Das Magazin berief sich auf eine Untersuchung des US- Verteidigungsministeriums vom Dezember 2000. Darin heiße es, dass "das abgereicherte Uran, das dem US-Verteidigungsministerium vom US-Energieministerium zur Munitionsherstellung übergeben wurde, Spuren von Plutonium enthalten kann".
Zur Begründung heißt es weiter, das auf dem Balkan verschossene Uran sei ein Abfallprodukt aus Anlagen der US-Streitkräfte zur Atomwaffenproduktion. Laut US-Energieministerium, das diese Anlagen betreibe, werde das für die Munition verwendete Uran dabei zwangsläufig ("routinely") mit Plutonium verunreinigt. In einem Schreiben, das "Monitor" vorliegt, hatte das US-Energieministerium bereits im Januar 2000 darauf hingewiesen, "dass das abgereicherte Uran Spuren von Plutonium enthält".

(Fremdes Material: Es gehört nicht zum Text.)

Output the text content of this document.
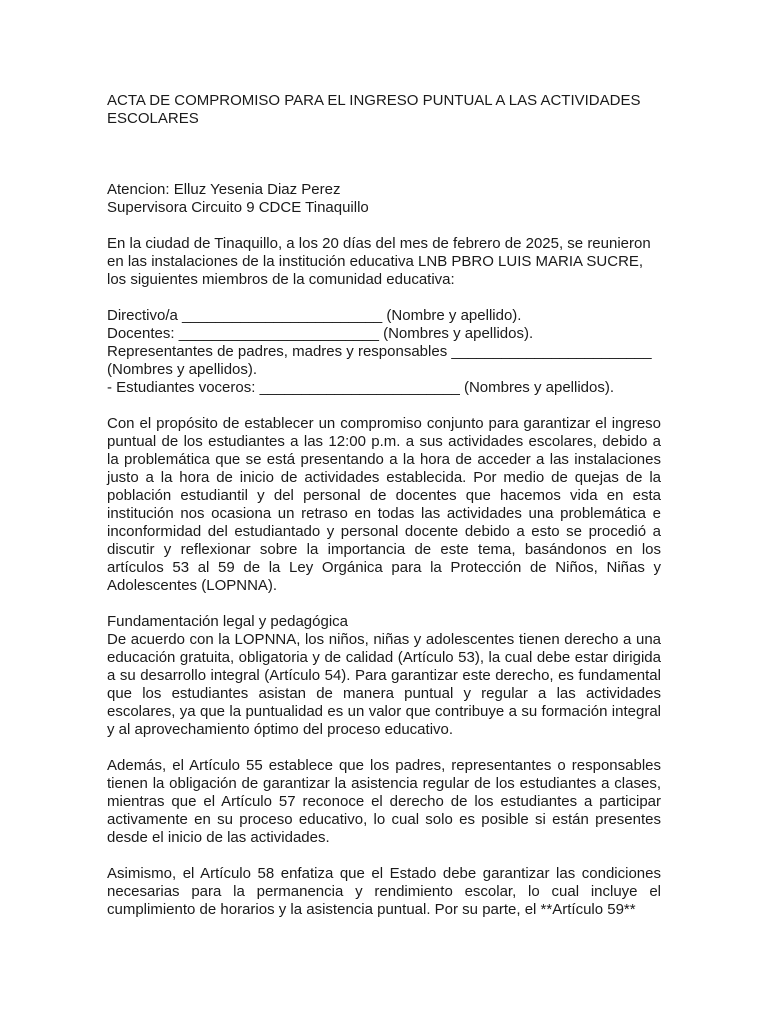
ACTA DE COMPROMISO PARA EL INGRESO PUNTUAL A LAS ACTIVIDADES ESCOLARES
Atencion: Elluz Yesenia Diaz Perez
Supervisora Circuito 9 CDCE Tinaquillo

En la ciudad de Tinaquillo, a los 20 días del mes de febrero de 2025, se reunieron en las instalaciones de la institución educativa LNB PBRO LUIS MARIA SUCRE, los siguientes miembros de la comunidad educativa:

Directivo/a ________________________ (Nombre y apellido).
Docentes: ________________________ (Nombres y apellidos).
Representantes de padres, madres y responsables ________________________ (Nombres y apellidos).
- Estudiantes voceros: ________________________ (Nombres y apellidos).

Con el propósito de establecer un compromiso conjunto para garantizar el ingreso puntual de los estudiantes a las 12:00 p.m. a sus actividades escolares, debido a la problemática que se está presentando a la hora de acceder a las instalaciones justo a la hora de inicio de actividades establecida. Por medio de quejas de la población estudiantil y del personal de docentes que hacemos vida en esta institución nos ocasiona un retraso en todas las actividades una problemática e inconformidad del estudiantado y personal docente debido a esto se procedió a discutir y reflexionar sobre la importancia de este tema, basándonos en los artículos 53 al 59 de la Ley Orgánica para la Protección de Niños, Niñas y Adolescentes (LOPNNA).

Fundamentación legal y pedagógica

De acuerdo con la LOPNNA, los niños, niñas y adolescentes tienen derecho a una educación gratuita, obligatoria y de calidad (Artículo 53), la cual debe estar dirigida a su desarrollo integral (Artículo 54). Para garantizar este derecho, es fundamental que los estudiantes asistan de manera puntual y regular a las actividades escolares, ya que la puntualidad es un valor que contribuye a su formación integral y al aprovechamiento óptimo del proceso educativo.

Además, el Artículo 55 establece que los padres, representantes o responsables tienen la obligación de garantizar la asistencia regular de los estudiantes a clases, mientras que el Artículo 57 reconoce el derecho de los estudiantes a participar activamente en su proceso educativo, lo cual solo es posible si están presentes desde el inicio de las actividades.

Asimismo, el Artículo 58 enfatiza que el Estado debe garantizar las condiciones necesarias para la permanencia y rendimiento escolar, lo cual incluye el cumplimiento de horarios y la asistencia puntual. Por su parte, el **Artículo 59**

Plutonium ist eine hochgiftige Substanz, die bereits in geringsten Mengen stark Krebs erregend ist. Wolfgang Köhnlein, stellvertretender Vorsitzende der Strahlenschutzkommission der Bundesregierung, hält es für möglich, dass die vermehrt aufgetretenen Leukämie-Fälle unter NATO-Soldaten sowie die Erhöhung der Krebsrate unter der Zivilbevölkerung in manchen Regionen Bosniens auf das Plutonium in der US-Munition zurückzuführen sind: "Schon kleinste Mengen von Plutonium können erhebliche gesundheitliche Schäden hervorrufen."
Weiter berichtete das Magazin, mehrere ihm vorliegende Studien der US-Armee bestätigten, dass die im Bosnien- und im Kosovo-Krieg verschossene Uran-Munition Krebs hervorrufen könne. In Tierversuchen hätten Militärwissenschaftler am Armed Forces Radiobiology Research Institute (AFRRI) in Bethesda, Maryland, bereits 1998 nachgewiesen, dass verschossene Uranmunition die Ursache für Krebs sein könne. Am selben Forschungsinstitut habe man in der Zwischenzeit auch nachgewiesen, dass auch menschliche Zellen durch abgereichertes Uran zu Krebszellen mutierten.